Professor de filosofia política analisa os obstáculos históricos do Brasil para o exercício pleno da democracia e fala ao 'Estadão' sobre o atual momento do País
'Há hoje no Brasil um mal-estar com relação ao estado de nossa democracia'
Caio Sarack* | O Estado de S.Paulo / Aliás
Tomemos a seguinte ilustração: um desbravador em territórios inóspitos traz abaixo, com suas ferramentas cortantes, os galhos que o impedem de ver e prosseguir em seu caminho. A imagem juvenil da difícil procura por algo recompensador não conseguiria dar a real dimensão da busca de um país por algo que não parece ter um lugar natural em sua história ou horizonte.
O livro de Newton Bignotto, professor de filosofia política da UFMG, traz o nome exatamente deste histórico empreendimento: Brasil à Procura da Democracia (Bazar do Tempo, 2020). Enquanto os galhos do desbravador cedem ao fio de suas ferramentas, o Brasil - assim parece - não consegue ultrapassar obstáculos tão maiores: racismo estrutural, o abismo da desigualdade social, participação e instituições políticas em franco descrédito; é preciso cerrar bem os olhos para enxergar sequer o vulto da democracia em meio a tudo isso.
Em terras brasileiras, o contato com o pensamento iluminista do século XVIII e XIX acabou por criar uma experiência intelectual estranha: por um lado, as ideias não têm um lugar específico para o qual podem voltar quando extraviadas, perdidas, afinal, sua racionalidade não toleraria determinações físicas; por outro, elas se conformam na dinâmica concreta e histórica a que estão sujeitas, criando ambiguidades e dissonâncias que nos dão a forte impressão de extravio que antes parecia impossível.
Nesse pêndulo, os conceitos de democracia e república surgem com uma luz particular: empurram a humanidade a uma vida mais livre e menos violenta, porque estabelecem limites institucionais à prática política sem travar a liberdade de sua criatividade; ao mesmo tempo, reconhecemos o espaço político, histórico e econômico em que esses conceitos seriam produtivos e, por consequência, conseguimos diferenciá-lo de quais outros espaços estes mesmos conceitos teriam de parasitar suas energias e recursos.

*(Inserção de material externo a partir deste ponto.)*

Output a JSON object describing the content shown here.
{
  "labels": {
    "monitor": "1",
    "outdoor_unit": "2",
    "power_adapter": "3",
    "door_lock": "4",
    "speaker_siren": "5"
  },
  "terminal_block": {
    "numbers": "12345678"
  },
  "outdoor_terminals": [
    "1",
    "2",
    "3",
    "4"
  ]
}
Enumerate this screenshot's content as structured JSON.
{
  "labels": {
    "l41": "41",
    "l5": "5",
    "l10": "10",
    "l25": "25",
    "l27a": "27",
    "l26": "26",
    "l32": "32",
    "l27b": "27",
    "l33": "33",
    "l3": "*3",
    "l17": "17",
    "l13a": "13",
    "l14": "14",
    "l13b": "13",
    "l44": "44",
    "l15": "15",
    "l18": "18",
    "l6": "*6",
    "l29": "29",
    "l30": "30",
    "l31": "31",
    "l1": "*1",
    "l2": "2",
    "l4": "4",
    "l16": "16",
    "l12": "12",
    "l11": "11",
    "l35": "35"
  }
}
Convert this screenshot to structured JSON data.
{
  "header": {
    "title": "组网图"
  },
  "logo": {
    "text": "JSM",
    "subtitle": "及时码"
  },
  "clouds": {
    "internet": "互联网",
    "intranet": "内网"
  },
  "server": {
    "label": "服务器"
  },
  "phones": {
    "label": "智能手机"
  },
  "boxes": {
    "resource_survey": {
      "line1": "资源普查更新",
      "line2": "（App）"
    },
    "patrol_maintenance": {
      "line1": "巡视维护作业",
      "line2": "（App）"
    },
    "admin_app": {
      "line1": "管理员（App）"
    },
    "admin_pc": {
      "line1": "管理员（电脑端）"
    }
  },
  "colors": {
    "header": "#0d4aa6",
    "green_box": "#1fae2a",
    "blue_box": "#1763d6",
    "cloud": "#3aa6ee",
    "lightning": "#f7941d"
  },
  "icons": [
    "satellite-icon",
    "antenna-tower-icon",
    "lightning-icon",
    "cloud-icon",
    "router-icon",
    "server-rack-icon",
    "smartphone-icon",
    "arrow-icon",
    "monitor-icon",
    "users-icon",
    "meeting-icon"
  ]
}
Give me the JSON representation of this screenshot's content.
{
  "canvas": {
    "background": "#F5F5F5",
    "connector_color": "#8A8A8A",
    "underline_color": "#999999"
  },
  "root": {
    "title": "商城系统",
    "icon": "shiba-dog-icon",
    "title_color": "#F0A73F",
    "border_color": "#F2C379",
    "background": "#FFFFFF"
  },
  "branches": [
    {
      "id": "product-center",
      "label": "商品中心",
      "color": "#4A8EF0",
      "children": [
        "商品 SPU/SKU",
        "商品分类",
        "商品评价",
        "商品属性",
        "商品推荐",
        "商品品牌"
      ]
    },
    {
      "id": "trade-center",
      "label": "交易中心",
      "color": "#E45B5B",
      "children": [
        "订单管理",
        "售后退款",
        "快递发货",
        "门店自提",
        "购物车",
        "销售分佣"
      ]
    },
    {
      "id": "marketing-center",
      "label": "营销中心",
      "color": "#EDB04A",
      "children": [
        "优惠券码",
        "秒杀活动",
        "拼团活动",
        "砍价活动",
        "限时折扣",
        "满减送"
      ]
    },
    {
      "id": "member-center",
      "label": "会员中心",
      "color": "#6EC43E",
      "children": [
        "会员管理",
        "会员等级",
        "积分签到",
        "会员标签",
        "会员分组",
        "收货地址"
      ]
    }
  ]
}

Esse modelo de oscilação é percebido também no interior da nação brasileira que acabara de declarar-se república, as combinações entre atividades modernizadoras com lastro regressivo para os grupos sociais não inclusos. No capítulo de introdução ao livro, o professor descreve outra imagem, mais fluida, sobre os anos que antecederam a proclamação de nosso golpe "republicano": "anos agitados conduziram o país às águas da república e da democracia, carregando consigo, no entanto, uma série de problemas que se tornariam barreiras poderosas contra a implementação dos generosos princípios que guiaram muitos atores políticos nas últimas décadas do século XIX" (p. 18).
A utilidade pública do livro Brasil à Procura da Democracia, me parece, reside na possibilidade de tratar o conflito na tradição política brasileira e não tomá-lo como algo a ser extirpado da vida social, e ao fazê-lo, recoloca-o como um vértice a partir do qual todas as cidadãs e cidadãos possam produzir sua autonomia. O desafio, porém, não é só este. A escolha em tratar o assunto pelo prisma republicano teve de buscar na bibliografia do país o objeto da Democracia antes mesmo dele ter se materializado minimamente nas instituições e nas disputas de poder brasileiras.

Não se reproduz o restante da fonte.